Whitmore Blake Carr (12 October 1861 – 26 August 1943), was a journalist, sportsman in South Australia and longtime chairman of the Adelaide Stock Exchange. He has been referred to as "Doc" Carr.

==History==
Carr was born in Dungog, New South Wales the son of Anglican Rev. Whitmore Carr (c. 1820 – 18 May 1903), who left New South Wales for South Australia around 1864 to take charge of St. Bartholmew's Church in Norwood.

He was educated at Adelaide Educational Institution, then at age 14 joined the staff of the South Australian Register. For some years he was the Registers political reporter, and was noted for his integrity and discretion.

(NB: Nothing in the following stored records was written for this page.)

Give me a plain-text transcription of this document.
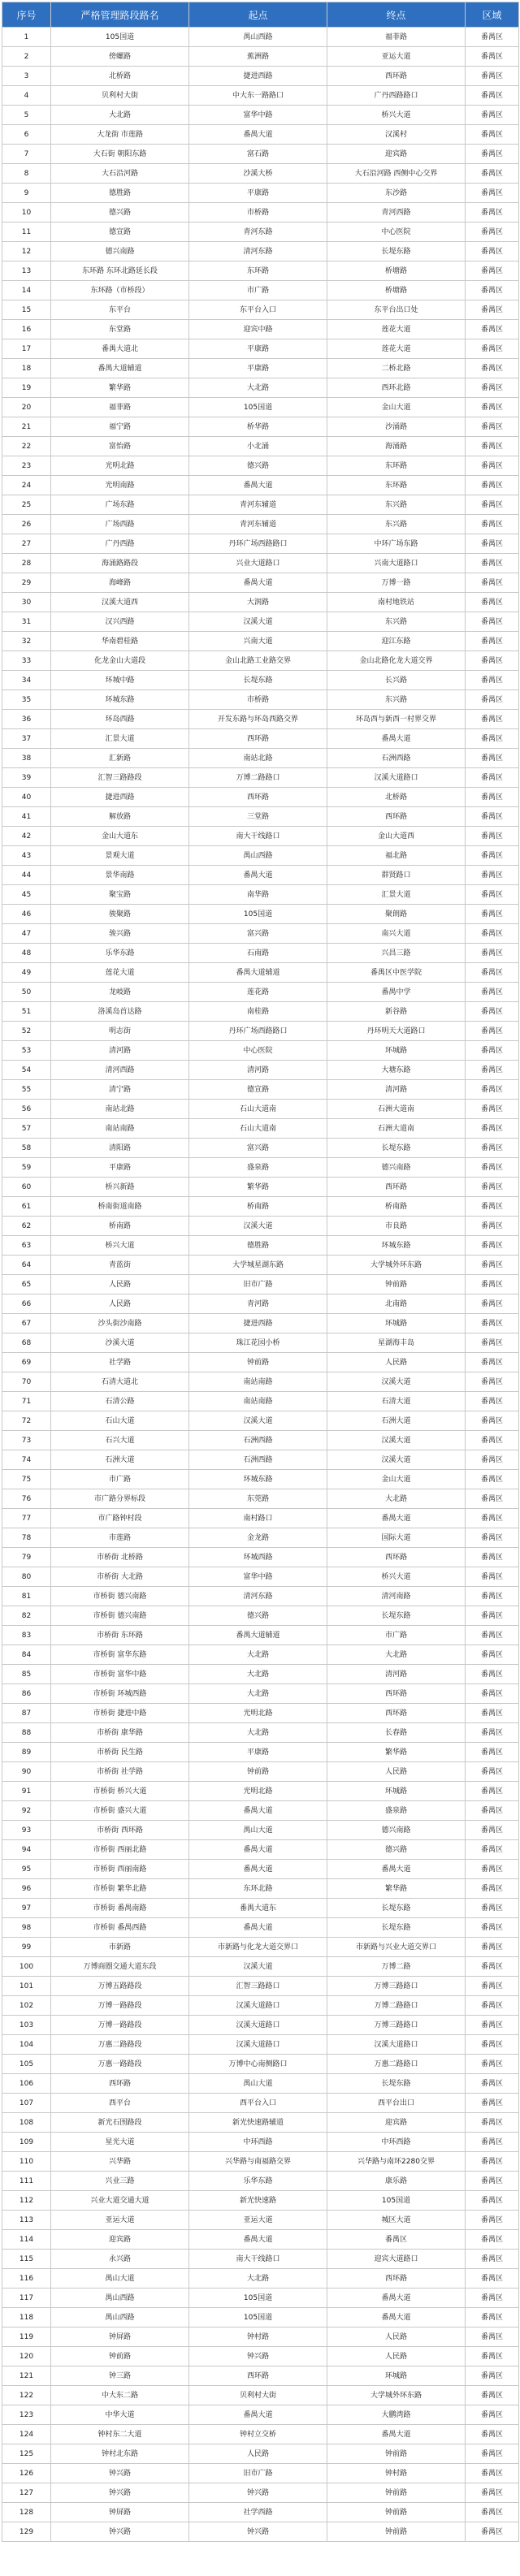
序号	严格管理路段路名	起点	终点	区域
1	105国道	禺山西路	福菲路	番禺区
2	傍螺路	蕉洲路	亚运大道	番禺区
3	北桥路	捷进西路	西环路	番禺区
4	贝利村大街	中大东一路路口	广丹西路路口	番禺区
5	大北路	富华中路	桥兴大道	番禺区
6	大龙街 市莲路	番禺大道	汉溪村	番禺区
7	大石街 朝阳东路	富石路	迎宾路	番禺区
8	大石沿河路	沙溪大桥	大石沿河路 西侧中心交界	番禺区
9	德胜路	平康路	东沙路	番禺区
10	德兴路	市桥路	青河西路	番禺区
11	德宣路	青河东路	中心医院	番禺区
12	德兴南路	清河东路	长堤东路	番禺区
13	东环路 东环北路延长段	东环路	桥塘路	番禺区
14	东环路（市桥段）	市广路	桥塘路	番禺区
15	东平台	东平台入口	东平台出口处	番禺区
16	东堂路	迎宾中路	莲花大道	番禺区
17	番禺大道北	平康路	莲花大道	番禺区
18	番禺大道辅道	平康路	二桥北路	番禺区
19	繁华路	大北路	西环北路	番禺区
20	福菲路	105国道	金山大道	番禺区
21	福宁路	桥华路	沙涌路	番禺区
22	富怡路	小北涌	海涌路	番禺区
23	光明北路	德兴路	东环路	番禺区
24	光明南路	番禺大道	东环路	番禺区
25	广场东路	青河东辅道	东兴路	番禺区
26	广场西路	青河东辅道	东兴路	番禺区
27	广丹西路	丹环广场西路路口	中环广场东路	番禺区
28	海涌路路段	兴业大道路口	兴南大道路口	番禺区
29	海峰路	番禺大道	万博一路	番禺区
30	汉溪大道西	大润路	南村地铁站	番禺区
31	汉兴西路	汉溪大道	东兴路	番禺区
32	华南碧桂路	兴南大道	迎江东路	番禺区
33	化龙金山大道段	金山北路工业路交界	金山北路化龙大道交界	番禺区
34	环城中路	长堤东路	长兴路	番禺区
35	环城东路	市桥路	东兴路	番禺区
36	环岛西路	开发东路与环岛西路交界	环岛西与新西一村界交界	番禺区
37	汇景大道	西环路	番禺大道	番禺区
38	汇新路	南站北路	石洲西路	番禺区
39	汇智三路路段	万博二路路口	汉溪大道路口	番禺区
40	捷进西路	西环路	北桥路	番禺区
41	解放路	三堂路	西环路	番禺区
42	金山大道东	南大干线路口	金山大道西	番禺区
43	景观大道	禺山西路	福北路	番禺区
44	景华南路	番禺大道	群贤路口	番禺区
45	聚宝路	南华路	汇景大道	番禺区
46	骏聚路	105国道	聚朗路	番禺区
47	骏兴路	富兴路	南兴大道	番禺区
48	乐华东路	石南路	兴昌三路	番禺区
49	莲花大道	番禺大道辅道	番禺区中医学院	番禺区
50	龙岐路	莲花路	番禺中学	番禺区
51	洛溪岛首达路	南桂路	新谷路	番禺区
52	明志街	丹环广场西路路口	丹环明天大道路口	番禺区
53	清河路	中心医院	环城路	番禺区
54	清河西路	清河路	大塘东路	番禺区
55	清宁路	德宣路	清河路	番禺区
56	南站北路	石山大道南	石洲大道南	番禺区
57	南站南路	石山大道南	石洲大道南	番禺区
58	清阳路	富兴路	长堤东路	番禺区
59	平康路	盛泉路	德兴南路	番禺区
60	桥兴新路	繁华路	西环路	番禺区
61	桥南街道南路	桥南路	桥南路	番禺区
62	桥南路	汉溪大道	市良路	番禺区
63	桥兴大道	德胜路	环城东路	番禺区
64	青蓝街	大学城星湖东路	大学城外环东路	番禺区
65	人民路	旧市广路	钟前路	番禺区
66	人民路	青河路	北南路	番禺区
67	沙头街沙南路	捷进西路	环城路	番禺区
68	沙溪大道	珠江花园小桥	星湖海丰岛	番禺区
69	社学路	钟前路	人民路	番禺区
70	石清大道北	南站南路	汉溪大道	番禺区
71	石清公路	南站南路	石清大道	番禺区
72	石山大道	汉溪大道	石洲大道	番禺区
73	石兴大道	石洲西路	汉溪大道	番禺区
74	石洲大道	石洲西路	汉溪大道	番禺区
75	市广路	环城东路	金山大道	番禺区
76	市广路分界标段	东莞路	大北路	番禺区
77	市广路钟村段	南村路口	番禺大道	番禺区
78	市莲路	金龙路	国际大道	番禺区
79	市桥街 北桥路	环城西路	西环路	番禺区
80	市桥街 大北路	富华中路	桥兴大道	番禺区
81	市桥街 德兴南路	清河东路	清河南路	番禺区
82	市桥街 德兴南路	德兴路	长堤东路	番禺区
83	市桥街 东环路	番禺大道辅道	市广路	番禺区
84	市桥街 富华东路	大北路	大北路	番禺区
85	市桥街 富华中路	大北路	清河路	番禺区
86	市桥街 环城西路	大北路	西环路	番禺区
87	市桥街 捷进中路	光明北路	西环路	番禺区
88	市桥街 康华路	大北路	长春路	番禺区
89	市桥街 民生路	平康路	繁华路	番禺区
90	市桥街 社学路	钟前路	人民路	番禺区
91	市桥街 桥兴大道	光明北路	环城路	番禺区
92	市桥街 盛兴大道	番禺大道	盛泉路	番禺区
93	市桥街 西环路	禺山大道	德兴南路	番禺区
94	市桥街 西丽北路	番禺大道	德兴路	番禺区
95	市桥街 西丽南路	番禺大道	番禺大道	番禺区
96	市桥街 繁华北路	东环北路	繁华路	番禺区
97	市桥街 番禺南路	番禺大道东	长堤东路	番禺区
98	市桥街 番禺西路	番禺大道	长堤东路	番禺区
99	市新路	市新路与化龙大道交界口	市新路与兴业大道交界口	番禺区
100	万博商圈交通大道东段	汉溪大道	万博二路	番禺区
101	万博五路路段	汇智三路路口	万博三路路口	番禺区
102	万博一路路段	汉溪大道路口	万博二路路口	番禺区
103	万博一路路段	汉溪大道路口	万博三路路口	番禺区
104	万惠二路路段	汉溪大道路口	汉溪大道路口	番禺区
105	万惠一路路段	万博中心南侧路口	万惠二路路口	番禺区
106	西环路	禺山大道	长堤东路	番禺区
107	西平台	西平台入口	西平台出口	番禺区
108	新光石围路段	新光快速路辅道	迎宾路	番禺区
109	星光大道	中环西路	中环西路	番禺区
110	兴华路	兴华路与南福路交界	兴华路与南环2280交界	番禺区
111	兴业三路	乐华东路	康乐路	番禺区
112	兴业大道交通大道	新光快速路	105国道	番禺区
113	亚运大道	亚运大道	城区大道	番禺区
114	迎宾路	番禺大道	番禺区	番禺区
115	永兴路	南大干线路口	迎宾大道路口	番禺区
116	禺山大道	大北路	西环路	番禺区
117	禺山西路	105国道	番禺大道	番禺区
118	禺山西路	105国道	番禺大道	番禺区
119	钟屏路	钟村路	人民路	番禺区
120	钟前路	钟兴路	人民路	番禺区
121	钟三路	西环路	环城路	番禺区
122	中大东二路	贝利村大街	大学城外环东路	番禺区
123	中华大道	番禺大道	大鹏湾路	番禺区
124	钟村东二大道	钟村立交桥	番禺大道	番禺区
125	钟村北东路	人民路	钟前路	番禺区
126	钟兴路	旧市广路	钟村路	番禺区
127	钟兴路	钟兴路	钟前路	番禺区
128	钟屏路	社学西路	钟前路	番禺区
129	钟兴路	钟兴路	钟前路	番禺区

He was also "caller" at Adelaide racetracks for many years.

He resigned from The Register in 1890 to take the position of Chairman of the Adelaide Stock Exchange, a position he held until 1930. He was elected vice-president in 1902, and served as president in 1904, serving in that position for 25 years, a British Empire record.

On the resignation of W. Moxon Cook, ("Trumpator" in The Register) in 1892, to become "Terlinga" in The Australasian, Carr was invited back as part-time racing journalist and wrote as "Tarquin" from then to 1904. He retired from The Register in May 1904, just prior to his marriage to Clara Jane Bonnin, and was succeeded by Hadrian Moody (pen-name "Mostyn"), for some years Carr's assistant.

He was elected to the Adelaide Racing Club committee, and succeeded James R. Anderson as chairman, serving from 1909 to 1919, when he resigned to join the committee of the South Australian Jockey Club. He was elected S.A.J.C. chairman in 1924, a position he held until 1940, when he declined to stand, but was reappointed to the committee every year thereafter, the last being just a few weeks before his death.

==Other interests==
He was a director of Advertiser Newspapers Ltd. for over 12 years
He was a director of the Adelaide board of Guardian Assurance Company.
He was a committee member of Woodlands School.
He was a President of the Amateur Athletic Association.
He was a Chairman of the South Australian National Football League.
He was a member of the Royal Society for the Prevention of Cruelty to Animals, the Mount Lofty Convalescent Home and the Glenelg Institute.

He was a committee member of the Chamber of Commerce for over 30 years, and a delegate to the sixth congress of the Chambers of Commerce of the British Empire in London in 1906.

==Recognition==
- He was appointed honorary steward to the A.R.C., Tattersalls, Onkaparinga and Adelaide Hunt Clubs.
- He was elected life member of the Adelaide Stock Exchange, the only person to be so honoured.
- He was made life member of the S.A.J.C. in January 1939.
- He was made life member of the Adelaide Racing Club.

==Family==
He married four times:
- Jessie Annie Cooke on 9 December 1886
- Clara Jane Bonnin, née Simms, widow of solicitor Fred Bonnin (died 14 September 1901) on 2 June 1904. Clara was the youngest daughter of William Knox Simms. Clara Jane Carr died 6 January 1908.
- Eleanor Josephine Kither, née Turnbull (15 April 1879 – 8 April 1928) on 3 October 1914
- Millicent Myrtle Leitch on 15 February 1936
He was survived by his widow, a stepson and two stepdaughters, His home was at Partridge Street, Glenelg.